Super Typhoon Usagi Threatens The Philippines and Taiwan
The most powerful typhoon of 2013 may affect the northern Philippines and southern Taiwan. What is now super typhoon USAGI formed in the open waters of the Philippine Sea about 1,000 km (~620 miles) east of the Philippines on September 16, 2013. USAGI rapidly intensified and became a typhoon yesterday. Super Typhoon USAGI had estimated maximum winds of close to 140kts (~161 mph) when the TRMM satellite had an excellent view on September 19, 2013 at 1035 UTC. A precipitation analysis from TRMM's Microwave Imager (TMI) and Precipitation Radar (PR) instruments is shown on the left overlaid on an enhanced infrared image from TRMM's Visible and InfraRed Scanner (VIRS). The most striking feature on this image is the small clear eye. Rain was measured by TRMM's PR instrument falling at a rate of over 140mm/hr (~5.5 inches) in the powerful storms within super typhoon USAGI's eye wall.

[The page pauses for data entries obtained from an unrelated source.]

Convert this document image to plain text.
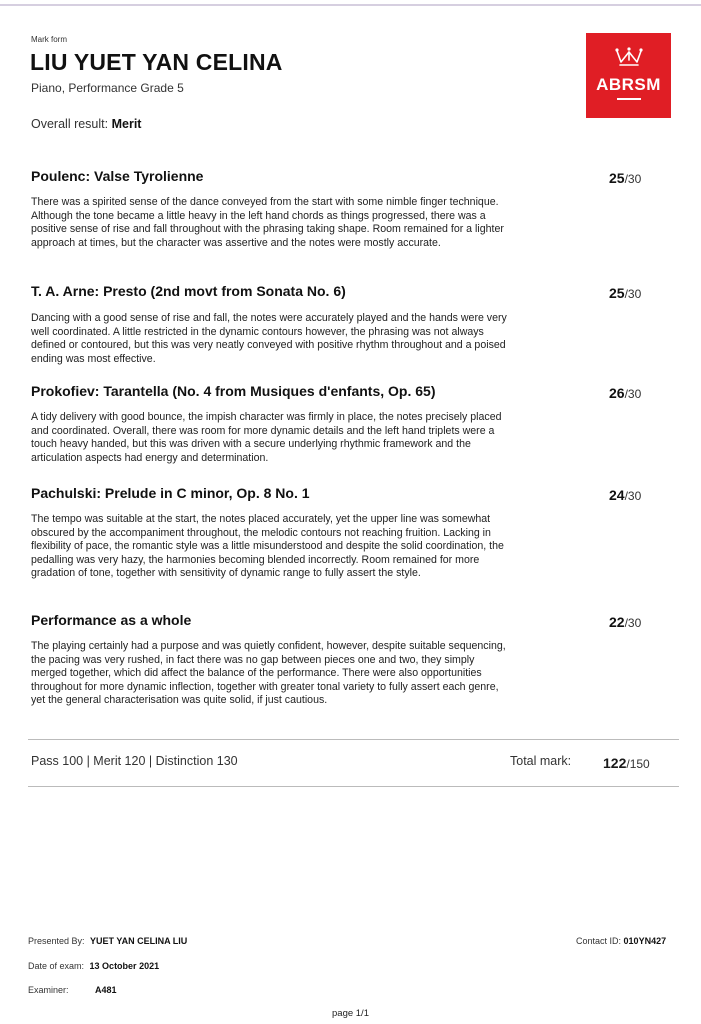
Mark form
LIU YUET YAN CELINA
Piano, Performance Grade 5
Overall result: Merit
ABRSM
Poulenc: Valse Tyrolienne	25/30

There was a spirited sense of the dance conveyed from the start with some nimble finger technique. Although the tone became a little heavy in the left hand chords as things progressed, there was a positive sense of rise and fall throughout with the phrasing taking shape. Room remained for a lighter approach at times, but the character was assertive and the notes were mostly accurate.

T. A. Arne: Presto (2nd movt from Sonata No. 6)	25/30

Dancing with a good sense of rise and fall, the notes were accurately played and the hands were very well coordinated. A little restricted in the dynamic contours however, the phrasing was not always defined or contoured, but this was very neatly conveyed with positive rhythm throughout and a poised ending was most effective.

Prokofiev: Tarantella (No. 4 from Musiques d'enfants, Op. 65)	26/30

A tidy delivery with good bounce, the impish character was firmly in place, the notes precisely placed and coordinated. Overall, there was room for more dynamic details and the left hand triplets were a touch heavy handed, but this was driven with a secure underlying rhythmic framework and the articulation aspects had energy and determination.

Pachulski: Prelude in C minor, Op. 8 No. 1	24/30

The tempo was suitable at the start, the notes placed accurately, yet the upper line was somewhat obscured by the accompaniment throughout, the melodic contours not reaching fruition. Lacking in flexibility of pace, the romantic style was a little misunderstood and despite the solid coordination, the pedalling was very hazy, the harmonies becoming blended incorrectly. Room remained for more gradation of tone, together with sensitivity of dynamic range to fully assert the style.

Performance as a whole	22/30

The playing certainly had a purpose and was quietly confident, however, despite suitable sequencing, the pacing was very rushed, in fact there was no gap between pieces one and two, they simply merged together, which did affect the balance of the performance. There were also opportunities throughout for more dynamic inflection, together with greater tonal variety to fully assert each genre, yet the general characterisation was quite solid, if just cautious.

Pass 100 | Merit 120 | Distinction 130	Total mark: 122/150
Presented By: YUET YAN CELINA LIU
Date of exam: 13 October 2021
Examiner:	A481
Contact ID: 010YN427
page 1/1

TRMM's Precipitation Radar (PR) can provide 3-D vertical profiles of rain and snow from the surface up to a height of about 12 miles (20 kilometers). A 3-D view of the vertical structure near USAGI's eye is shown on the right above. TRMM PR found that the violent storms in USAGI's eye wall were consistently reaching heights of over 15km (~9.3 miles). A few storms found in a feeder band spiraling into USAGI from the south were reaching even higher heights of over 16km (~9.9 miles).
The latest Joint Typhoon Warning Center (JTWC) forecast projects that USAGI will pass north of the Philippines in the next couple days and then pass very close to the southern tip of Taiwan on September 21, 2013. This path exposes southern Taiwan to the most dangerous part of the typhoon.